The forward movement of the species through future generations represents a largely unknown terrain. There are many possible futures that remain ahead: some, unfortunately, more likely than others. But, where human events have not yet unfolded, there is hope. Even blind optimism may prove propitious.
My children, now young adults, have already made choices that will accentuate certain future possibilities and discourage others. In spite of all the planning and preparation for future, life can inject the unexpected, the traumatic, and the joyous without apparent warning.

Built into the fabric of humanity is a hunger for intimate association with others, a need for cooperative effort and a longing for peace. Other aspects of the human character, however, include a tendency to be distrustful of individuals outside of the accepted group, a fear of change, a belligerence and hatred of that which is feared and not understood and gravitation towards power. It is the outcome of the internal struggle between these polar influences that defines an individual existence and ultimately the character of civilization.

It is the blind striving for power and dominance that has accelerated the rise and subsequent fall of many civilizations throughout human history. Paradoxically, it is this same striving that has inspired the progressive growth of technology. The challenges of human societies in regards to the future are formidable. The great task that lies ahead, if the species is to survive on the planet rich with the diversity of life, is to find peaceful solutions to the problems that are the mainspring of conflict: problems such as accessibility to sources of energy, arable land and water, severe inequities in the distribution of wealth and cultural and religious differences. In addition to making progress in these areas, it is of the utmost consequence to take immediate action to halt the continued degradation of the natural environment and institute practices to rebuild the ecosystem made fragile by relentless human activity that has, heretofore, been oblivious of the consequences of this behavior. Without striving towards these goals and acting appropriately, the future for the species will prove to be a dismal one. Humans no longer have the luxury of time, and complacency is no longer a viable option. Lofty beliefs in the wondrous and benevolent oversight of a creator can not save us from our own blindness, nor can patriotic fervor that exceeds the bounds of reason protect us from our own collective stupidity.

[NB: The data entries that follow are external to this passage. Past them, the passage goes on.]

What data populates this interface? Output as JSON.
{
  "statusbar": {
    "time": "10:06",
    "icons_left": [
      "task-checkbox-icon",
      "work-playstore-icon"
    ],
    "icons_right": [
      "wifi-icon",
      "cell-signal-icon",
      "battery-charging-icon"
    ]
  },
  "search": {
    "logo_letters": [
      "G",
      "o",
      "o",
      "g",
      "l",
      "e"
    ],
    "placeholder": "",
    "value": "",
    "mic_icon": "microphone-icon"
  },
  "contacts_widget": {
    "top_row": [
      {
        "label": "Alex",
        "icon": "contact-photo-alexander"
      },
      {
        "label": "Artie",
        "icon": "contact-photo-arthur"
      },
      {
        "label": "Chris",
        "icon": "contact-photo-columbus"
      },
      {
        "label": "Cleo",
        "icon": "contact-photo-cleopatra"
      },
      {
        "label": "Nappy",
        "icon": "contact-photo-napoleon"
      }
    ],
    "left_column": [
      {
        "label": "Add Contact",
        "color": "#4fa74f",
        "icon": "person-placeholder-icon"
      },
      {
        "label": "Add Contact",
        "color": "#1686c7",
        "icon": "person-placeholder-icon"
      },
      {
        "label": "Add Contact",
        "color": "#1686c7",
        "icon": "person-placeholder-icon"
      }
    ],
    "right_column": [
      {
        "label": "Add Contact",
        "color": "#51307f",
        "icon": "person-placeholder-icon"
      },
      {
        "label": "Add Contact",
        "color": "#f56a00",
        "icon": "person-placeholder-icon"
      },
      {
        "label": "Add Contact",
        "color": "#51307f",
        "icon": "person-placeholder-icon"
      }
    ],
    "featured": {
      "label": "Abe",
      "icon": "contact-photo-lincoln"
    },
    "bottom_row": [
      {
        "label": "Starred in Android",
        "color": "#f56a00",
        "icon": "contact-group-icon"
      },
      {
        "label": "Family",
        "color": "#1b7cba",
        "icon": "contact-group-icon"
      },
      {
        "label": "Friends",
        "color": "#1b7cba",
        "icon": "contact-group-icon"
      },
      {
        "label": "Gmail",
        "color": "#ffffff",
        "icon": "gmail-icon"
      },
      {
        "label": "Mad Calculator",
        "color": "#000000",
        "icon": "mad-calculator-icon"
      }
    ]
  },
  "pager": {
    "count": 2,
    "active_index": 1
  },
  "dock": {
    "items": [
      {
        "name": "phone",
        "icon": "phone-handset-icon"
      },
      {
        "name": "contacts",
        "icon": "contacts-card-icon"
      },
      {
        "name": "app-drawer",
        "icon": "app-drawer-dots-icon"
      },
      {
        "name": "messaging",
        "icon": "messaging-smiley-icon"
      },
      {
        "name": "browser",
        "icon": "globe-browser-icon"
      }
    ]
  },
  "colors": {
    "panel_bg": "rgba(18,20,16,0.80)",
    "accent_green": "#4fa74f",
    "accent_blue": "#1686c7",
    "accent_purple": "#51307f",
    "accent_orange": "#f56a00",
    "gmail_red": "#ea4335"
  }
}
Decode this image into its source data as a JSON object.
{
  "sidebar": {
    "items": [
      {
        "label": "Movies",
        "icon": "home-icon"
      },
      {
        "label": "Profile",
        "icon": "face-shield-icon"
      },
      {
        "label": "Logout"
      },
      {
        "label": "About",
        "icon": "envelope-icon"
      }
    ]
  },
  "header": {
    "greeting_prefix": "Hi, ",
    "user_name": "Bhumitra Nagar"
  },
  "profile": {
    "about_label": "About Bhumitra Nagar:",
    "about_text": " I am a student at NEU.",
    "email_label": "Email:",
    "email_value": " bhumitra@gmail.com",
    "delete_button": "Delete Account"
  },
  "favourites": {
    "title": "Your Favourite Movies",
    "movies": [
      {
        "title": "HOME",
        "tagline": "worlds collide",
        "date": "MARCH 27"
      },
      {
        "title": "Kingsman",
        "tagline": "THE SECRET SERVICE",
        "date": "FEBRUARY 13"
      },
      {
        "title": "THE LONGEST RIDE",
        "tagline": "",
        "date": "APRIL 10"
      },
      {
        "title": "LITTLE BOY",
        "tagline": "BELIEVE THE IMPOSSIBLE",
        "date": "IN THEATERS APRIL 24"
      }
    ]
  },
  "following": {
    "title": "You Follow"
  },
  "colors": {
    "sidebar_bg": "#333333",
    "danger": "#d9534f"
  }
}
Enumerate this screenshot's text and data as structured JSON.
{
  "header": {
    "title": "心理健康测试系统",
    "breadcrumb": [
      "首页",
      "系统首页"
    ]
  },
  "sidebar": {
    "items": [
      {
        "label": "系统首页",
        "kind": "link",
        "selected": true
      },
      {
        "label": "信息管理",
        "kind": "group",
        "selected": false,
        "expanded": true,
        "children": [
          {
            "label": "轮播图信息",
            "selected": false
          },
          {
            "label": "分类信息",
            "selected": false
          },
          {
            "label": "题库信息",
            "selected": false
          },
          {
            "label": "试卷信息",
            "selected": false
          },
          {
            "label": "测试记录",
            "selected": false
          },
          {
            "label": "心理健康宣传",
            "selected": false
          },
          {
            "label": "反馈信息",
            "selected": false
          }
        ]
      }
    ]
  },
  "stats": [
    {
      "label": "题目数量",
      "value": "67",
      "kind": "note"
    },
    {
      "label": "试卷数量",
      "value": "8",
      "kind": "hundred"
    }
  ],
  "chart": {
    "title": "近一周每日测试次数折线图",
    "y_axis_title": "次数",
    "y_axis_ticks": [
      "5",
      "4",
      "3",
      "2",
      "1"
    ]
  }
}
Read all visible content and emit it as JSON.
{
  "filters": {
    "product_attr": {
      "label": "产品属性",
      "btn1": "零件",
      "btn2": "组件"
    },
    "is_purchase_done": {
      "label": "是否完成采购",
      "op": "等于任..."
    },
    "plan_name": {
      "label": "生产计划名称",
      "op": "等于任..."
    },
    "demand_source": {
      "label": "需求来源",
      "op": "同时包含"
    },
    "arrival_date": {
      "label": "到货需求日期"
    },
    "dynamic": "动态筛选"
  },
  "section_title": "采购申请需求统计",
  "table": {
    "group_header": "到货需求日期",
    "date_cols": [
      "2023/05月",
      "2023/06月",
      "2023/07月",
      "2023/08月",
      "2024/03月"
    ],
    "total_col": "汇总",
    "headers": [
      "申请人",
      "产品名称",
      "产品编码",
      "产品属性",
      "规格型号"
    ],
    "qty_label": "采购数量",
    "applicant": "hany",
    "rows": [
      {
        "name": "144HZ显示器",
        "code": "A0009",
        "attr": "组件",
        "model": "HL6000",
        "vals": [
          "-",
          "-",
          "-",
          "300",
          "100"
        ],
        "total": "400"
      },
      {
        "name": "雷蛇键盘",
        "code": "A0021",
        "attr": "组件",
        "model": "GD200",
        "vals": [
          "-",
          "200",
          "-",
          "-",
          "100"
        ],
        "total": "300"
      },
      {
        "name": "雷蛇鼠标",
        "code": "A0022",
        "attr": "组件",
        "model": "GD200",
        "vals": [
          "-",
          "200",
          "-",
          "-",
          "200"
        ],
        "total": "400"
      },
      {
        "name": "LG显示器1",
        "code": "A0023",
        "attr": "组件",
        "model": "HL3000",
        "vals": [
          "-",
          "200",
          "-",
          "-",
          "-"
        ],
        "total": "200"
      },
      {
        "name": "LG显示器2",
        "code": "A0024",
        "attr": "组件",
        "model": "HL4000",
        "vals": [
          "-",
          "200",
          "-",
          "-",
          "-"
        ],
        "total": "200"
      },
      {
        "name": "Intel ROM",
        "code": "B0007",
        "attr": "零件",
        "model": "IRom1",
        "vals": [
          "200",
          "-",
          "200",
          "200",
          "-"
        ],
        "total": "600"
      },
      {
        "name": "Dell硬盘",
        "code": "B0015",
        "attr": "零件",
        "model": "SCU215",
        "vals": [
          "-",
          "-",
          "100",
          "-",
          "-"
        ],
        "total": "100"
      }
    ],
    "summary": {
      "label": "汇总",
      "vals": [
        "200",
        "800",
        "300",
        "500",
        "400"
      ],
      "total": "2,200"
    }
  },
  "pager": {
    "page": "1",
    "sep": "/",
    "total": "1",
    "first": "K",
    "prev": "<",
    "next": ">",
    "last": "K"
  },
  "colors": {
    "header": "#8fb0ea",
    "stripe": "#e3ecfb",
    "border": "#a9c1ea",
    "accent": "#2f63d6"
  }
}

I began the journey of existence at the moment of conception and was catapulted into the world of humans in the midst of a very tumultuous century. A broad spectrum of possibilities, strengths and frailties is woven into the fabric of my being. These aspects together with the external environment of my growing up and the personal choices I have made along the way have helped shape my own particular destiny. Sixty years have passed by my window. I have experienced the range of emotions that all humans understand. I have felt joy and sadness, success and disappointment, optimism and despair, peace and turmoil, fear and tranquility, happiness and depression. I have struggled with my intellect to grasp the meaning of what I feel and the nature of the physical world around me. I have come to certain conclusions, as I have already expressed, others I can merely speculate upon and still others that lie firmly beyond my grasp.

It has been and continues to be a very interesting journey. I have had the privilege to have met some wonderful individuals who have helped me hone my understanding of life and my appreciation of the beautiful. Despite the frantic and almost hysterical activity of the human species, the natural world of the planet earth remains wondrously alive and dynamic. The world is replete with the wondrous diversity of life, form and color. Human civilization as exemplified by the city is not yet dead and still offers promise and new possibilities for the future. It is my wish to leave the kind of legacy that adds some small contribution to the positive evolution of the species.